How We Reduced Our ANR by Three Times
Article Summary
OkCredit slashed their ANR rate by 67% and cold startup time by 70%. Here's how they debugged one of Android's most frustrating problems.
The OkCredit Android team dove deep into Android's source code to understand ANR triggers at the system level. They discovered the surprising connection between cold startup performance and background ANRs, then systematically eliminated bottlenecks across broadcast receivers, services, and the main thread.
Key Takeaways
- ANR watchdog caught slow methods better than system traces from nativePollOnce
- Background app wakeups are 2.3x slower, causing ANRs during FCM and WorkManager execution
- SharedPreferences apply() causes ANR because it blocks during onPause and onReceive
- Input dispatch ANR only triggers on next user interaction, not during the blocking operation
- Optimizing App.onCreate reduced both cold startup and background service ANRs
OkCredit achieved 0.03% ANR rate by treating cold startup optimization as the key to preventing background service timeouts.
About This Article
OkCredit's ANRs were hard to debug in production. The Play Console didn't provide full stacktraces, trace dumps came in late, grouping was inconsistent, and they couldn't see CPU or memory pressure data when ANRs happened.

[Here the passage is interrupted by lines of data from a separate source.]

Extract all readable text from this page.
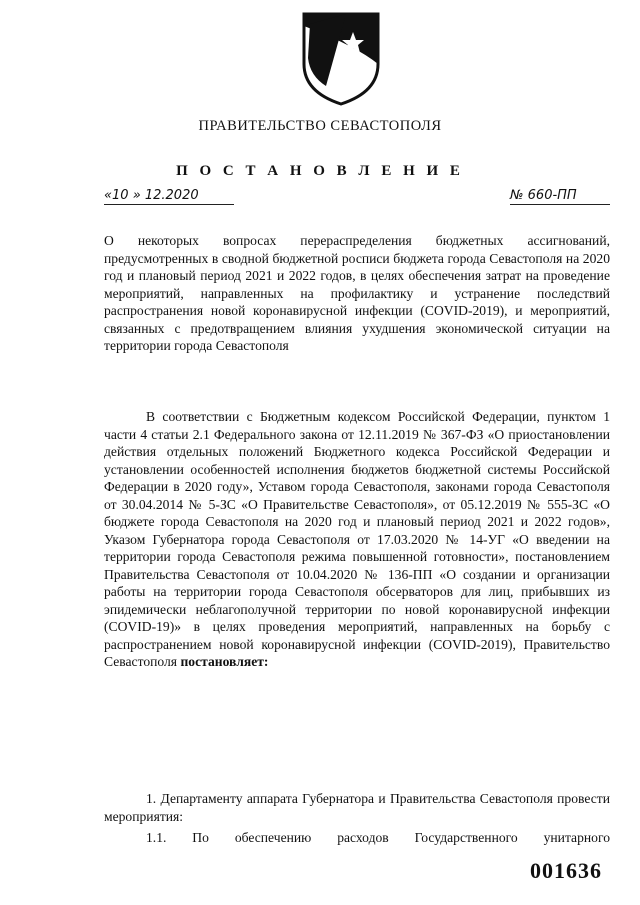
ПРАВИТЕЛЬСТВО СЕВАСТОПОЛЯ
П О С Т А Н О В Л Е Н И Е
«10 » 12.2020	№ 660-ПП
О некоторых вопросах перераспределения бюджетных ассигнований, предусмотренных в сводной бюджетной росписи бюджета города Севастополя на 2020 год и плановый период 2021 и 2022 годов, в целях обеспечения затрат на проведение мероприятий, направленных на профилактику и устранение последствий распространения новой коронавирусной инфекции (COVID-2019), и мероприятий, связанных с предотвращением влияния ухудшения экономической ситуации на территории города Севастополя
В соответствии с Бюджетным кодексом Российской Федерации, пунктом 1 части 4 статьи 2.1 Федерального закона от 12.11.2019 № 367-ФЗ «О приостановлении действия отдельных положений Бюджетного кодекса Российской Федерации и установлении особенностей исполнения бюджетов бюджетной системы Российской Федерации в 2020 году», Уставом города Севастополя, законами города Севастополя от 30.04.2014 № 5-ЗС «О Правительстве Севастополя», от 05.12.2019 № 555-ЗС «О бюджете города Севастополя на 2020 год и плановый период 2021 и 2022 годов», Указом Губернатора города Севастополя от 17.03.2020 № 14-УГ «О введении на территории города Севастополя режима повышенной готовности», постановлением Правительства Севастополя от 10.04.2020 № 136-ПП «О создании и организации работы на территории города Севастополя обсерваторов для лиц, прибывших из эпидемически неблагополучной территории по новой коронавирусной инфекции (COVID-19)» в целях проведения мероприятий, направленных на борьбу с распространением новой коронавирусной инфекции (COVID-2019), Правительство Севастополя постановляет:
1. Департаменту аппарата Губернатора и Правительства Севастополя провести мероприятия:
1.1. По обеспечению расходов Государственного унитарного
001636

The team studied Android 12's source code to learn how ANRs get triggered across InputDispatching, Broadcast, Service, and ContentProvider timeouts. They then used ANR-WatchDog library to capture Java method traces instead of relying on native traces.
They found that ContentProvider ANRs don't show up in production and that background app wakeups during FCM and WorkManager execution were 2.3x slower than foreground execution. This led them to cut the ANR rate from 0.47% to 0.03% while keeping cold startup time at 0.66%.